Dünya Ticaret örgütü, üye ülkeler arası ticarette liberalleşmenin sağlanması için çeşitli görevleri yerine getirmektedir. Bunlar; çok taraflı ve çoklu ticaret anlaşmalarını uygulamasını ve denetlemesini sağlama, ticari uyuşmazlıkları çözüme, üye ülkelerinin ulusal ticaret politikalarını izleme ve küresel düzeydeki ekonomik politikalarla ilgili kuruluşlarla işbirliğinin sağlanmasının yanında gelişme içinde yer alan ekonomileri, çok taraflı ticaret sistemi ile bütünleşmelerine yardımcı olmaktadır.

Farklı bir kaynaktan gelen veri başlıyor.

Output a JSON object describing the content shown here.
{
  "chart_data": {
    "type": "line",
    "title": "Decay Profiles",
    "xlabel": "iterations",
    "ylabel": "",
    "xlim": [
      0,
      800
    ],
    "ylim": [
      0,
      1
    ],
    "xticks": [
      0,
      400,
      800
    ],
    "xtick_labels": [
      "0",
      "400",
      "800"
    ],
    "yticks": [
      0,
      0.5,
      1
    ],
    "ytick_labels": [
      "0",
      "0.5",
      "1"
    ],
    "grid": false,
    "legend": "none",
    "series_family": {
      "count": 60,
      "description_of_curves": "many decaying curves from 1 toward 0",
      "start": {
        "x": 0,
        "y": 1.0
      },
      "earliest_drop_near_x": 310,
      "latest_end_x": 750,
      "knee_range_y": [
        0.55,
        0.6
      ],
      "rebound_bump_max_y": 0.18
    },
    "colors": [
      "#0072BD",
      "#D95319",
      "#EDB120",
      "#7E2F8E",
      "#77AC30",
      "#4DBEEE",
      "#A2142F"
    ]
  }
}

Dünya Ticaret Örgütü’nün temel ilkeleri ve prensipleri arasında yer alan, Ulusal Muamele Kuralı, üye ülke piyasalarındaki yerli ürünlere uygulanan ticaret rejiminin ithal mala uygulanmasını de önermektedir. Bu politikanın uygulanması, ithal ürünlerin yerli üretimin girdi maliyetinin altında ülkeye girmesine ve ilgili yerli sektörün rekabet gücünün azalmasına sebebiyet verme riskini taşımaktadır. 
Diğer ilke ve prensip olan Tarifeler Yoluyla Koruma Tarife dışı engellerin bazı istisnalar dışında tümüyle yasaklanması ve zamanla tarifelerin de giderek azaltılmasını öngörmektedir. Buda, DTÖ veya Avrupa Birliği gibi uluslararası bir örgütün üyesi olmayan ülkelerin üretim ve sanayilerini ciddi anlamda korumasız bırakımaktadır.

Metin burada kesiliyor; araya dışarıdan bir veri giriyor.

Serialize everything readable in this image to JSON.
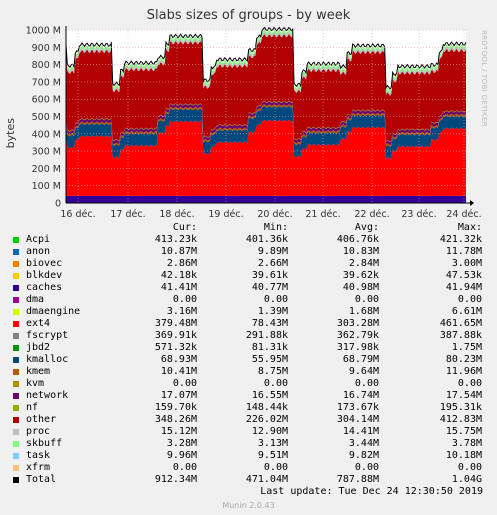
{
  "chart_data": {
    "type": "area",
    "title": "Slabs sizes of groups - by week",
    "ylabel": "bytes",
    "side_label": "RRDTOOL / TOBI OETIKER",
    "ylim": [
      0,
      1000000000
    ],
    "y_ticks": [
      "0",
      "100 M",
      "200 M",
      "300 M",
      "400 M",
      "500 M",
      "600 M",
      "700 M",
      "800 M",
      "900 M",
      "1000 M"
    ],
    "x_ticks": [
      "16 déc.",
      "17 déc.",
      "18 déc.",
      "19 déc.",
      "20 déc.",
      "21 déc.",
      "22 déc.",
      "23 déc.",
      "24 déc."
    ],
    "grid": true,
    "stack_order": [
      "caches",
      "ext4",
      "kmalloc",
      "kmem",
      "network",
      "nf",
      "other",
      "proc",
      "skbuff"
    ],
    "day_profile": [
      {
        "day": "16 déc.",
        "ext4": 3.45,
        "kmalloc": 0.7,
        "other": 3.9,
        "total": 8.15
      },
      {
        "day": "17 déc.",
        "ext4": 2.9,
        "kmalloc": 0.7,
        "other": 3.4,
        "total": 7.4
      },
      {
        "day": "18 déc.",
        "ext4": 4.3,
        "kmalloc": 0.7,
        "other": 3.55,
        "total": 8.9
      },
      {
        "day": "19 déc.",
        "ext4": 3.1,
        "kmalloc": 0.7,
        "other": 3.4,
        "total": 7.6
      },
      {
        "day": "20 déc.",
        "ext4": 4.35,
        "kmalloc": 0.8,
        "other": 3.8,
        "total": 9.3
      },
      {
        "day": "21 déc.",
        "ext4": 2.95,
        "kmalloc": 0.7,
        "other": 3.3,
        "total": 7.3
      },
      {
        "day": "22 déc.",
        "ext4": 3.95,
        "kmalloc": 0.7,
        "other": 3.35,
        "total": 8.45
      },
      {
        "day": "23 déc.",
        "ext4": 2.85,
        "kmalloc": 0.7,
        "other": 3.25,
        "total": 7.15
      },
      {
        "day": "24 déc.",
        "ext4": 3.9,
        "kmalloc": 0.7,
        "other": 3.5,
        "total": 8.5
      }
    ],
    "columns": [
      "Cur:",
      "Min:",
      "Avg:",
      "Max:"
    ],
    "series": [
      {
        "name": "Acpi",
        "color": "#00cc00",
        "cur": "413.23k",
        "min": "401.36k",
        "avg": "406.76k",
        "max": "421.32k"
      },
      {
        "name": "anon",
        "color": "#0066b3",
        "cur": "10.87M",
        "min": "9.89M",
        "avg": "10.83M",
        "max": "11.78M"
      },
      {
        "name": "biovec",
        "color": "#ff8000",
        "cur": "2.86M",
        "min": "2.66M",
        "avg": "2.84M",
        "max": "3.00M"
      },
      {
        "name": "blkdev",
        "color": "#ffcc00",
        "cur": "42.18k",
        "min": "39.61k",
        "avg": "39.62k",
        "max": "47.53k"
      },
      {
        "name": "caches",
        "color": "#330099",
        "cur": "41.41M",
        "min": "40.77M",
        "avg": "40.98M",
        "max": "41.94M"
      },
      {
        "name": "dma",
        "color": "#990099",
        "cur": "0.00",
        "min": "0.00",
        "avg": "0.00",
        "max": "0.00"
      },
      {
        "name": "dmaengine",
        "color": "#ccff00",
        "cur": "3.16M",
        "min": "1.39M",
        "avg": "1.68M",
        "max": "6.61M"
      },
      {
        "name": "ext4",
        "color": "#ff0000",
        "cur": "379.48M",
        "min": "78.43M",
        "avg": "303.28M",
        "max": "461.65M"
      },
      {
        "name": "fscrypt",
        "color": "#808080",
        "cur": "369.91k",
        "min": "291.88k",
        "avg": "362.79k",
        "max": "387.88k"
      },
      {
        "name": "jbd2",
        "color": "#008f00",
        "cur": "571.32k",
        "min": "81.31k",
        "avg": "317.98k",
        "max": "1.75M"
      },
      {
        "name": "kmalloc",
        "color": "#00487d",
        "cur": "68.93M",
        "min": "55.95M",
        "avg": "68.79M",
        "max": "80.23M"
      },
      {
        "name": "kmem",
        "color": "#b35a00",
        "cur": "10.41M",
        "min": "8.75M",
        "avg": "9.64M",
        "max": "11.96M"
      },
      {
        "name": "kvm",
        "color": "#b38f00",
        "cur": "0.00",
        "min": "0.00",
        "avg": "0.00",
        "max": "0.00"
      },
      {
        "name": "network",
        "color": "#6b006b",
        "cur": "17.07M",
        "min": "16.55M",
        "avg": "16.74M",
        "max": "17.54M"
      },
      {
        "name": "nf",
        "color": "#8fb300",
        "cur": "159.70k",
        "min": "148.44k",
        "avg": "173.67k",
        "max": "195.31k"
      },
      {
        "name": "other",
        "color": "#b30000",
        "cur": "348.26M",
        "min": "226.02M",
        "avg": "304.14M",
        "max": "412.83M"
      },
      {
        "name": "proc",
        "color": "#bebebe",
        "cur": "15.12M",
        "min": "12.90M",
        "avg": "14.41M",
        "max": "15.75M"
      },
      {
        "name": "skbuff",
        "color": "#80ff80",
        "cur": "3.28M",
        "min": "3.13M",
        "avg": "3.44M",
        "max": "3.78M"
      },
      {
        "name": "task",
        "color": "#80c9ff",
        "cur": "9.96M",
        "min": "9.51M",
        "avg": "9.82M",
        "max": "10.18M"
      },
      {
        "name": "xfrm",
        "color": "#ffc080",
        "cur": "0.00",
        "min": "0.00",
        "avg": "0.00",
        "max": "0.00"
      },
      {
        "name": "Total",
        "color": "#000000",
        "cur": "912.34M",
        "min": "471.04M",
        "avg": "787.88M",
        "max": "1.04G"
      }
    ],
    "last_update": "Last update: Tue Dec 24 12:30:50 2019",
    "footer": "Munin 2.0.43"
  }
}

Ülkemizde Gayri Safi Milli Hasıla'nın %5,6’si tarım sektöründen, toplam istihdamın içindeki payı %3,6’sı, ihracatın %25,61’i tarımsal ürünler ve %58,84’ü işlenmiş tarım ürünlerinden karşılanmaktadır.  Toplam ihracat içerisinde tarımın %84,45 pay ile ülkemiz için ne denli önemli olduğunu göstermektedir.

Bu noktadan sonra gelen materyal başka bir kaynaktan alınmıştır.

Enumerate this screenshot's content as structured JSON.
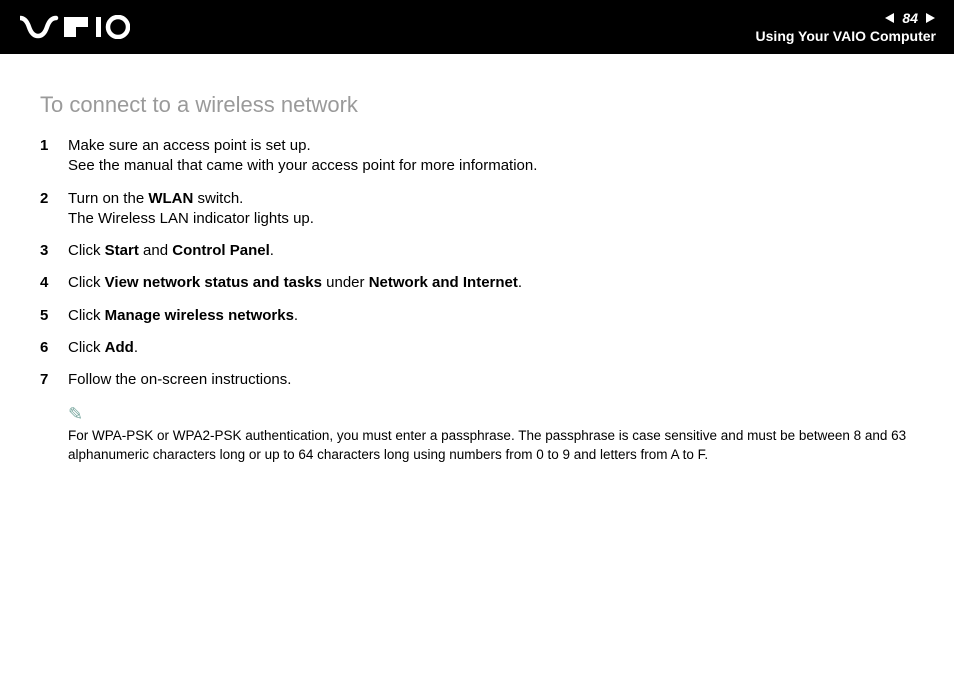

Fakat, ülkemizdeki tarımsal üretimde girdi maliyetlerinin yüksek olması, izolasyondan kaynaklanan ek yükümlülüklerden dolayı korumacılık politikasının uygulanması kaçınılmazdır. Ayrıca, üretimin optimum seviyeye ulaşmaması ve hala daha gelişmesi yönünde alt yapı yatırımlarına ihtiyaç duyulmasından, gelişmiş ülkelere göre daha savunmasız ve korunmaya muhtaç konumundadır.
Bununla birlikte, Kıbrıs sorununun hala daha çözülememesinden dolayı, beslenmenin ulusal güvenlik bağlamında değerlendirilmesi gerekmektedir. Ani gelişebilecek olası güvenlik veya savaş halinin gerçekleşmesi halinde, insan beslenmesindeki temel ürünlerin iç piyasadan karşılanması gerekliliği hasıl olacağından yerel üretimin korunması elzemdir.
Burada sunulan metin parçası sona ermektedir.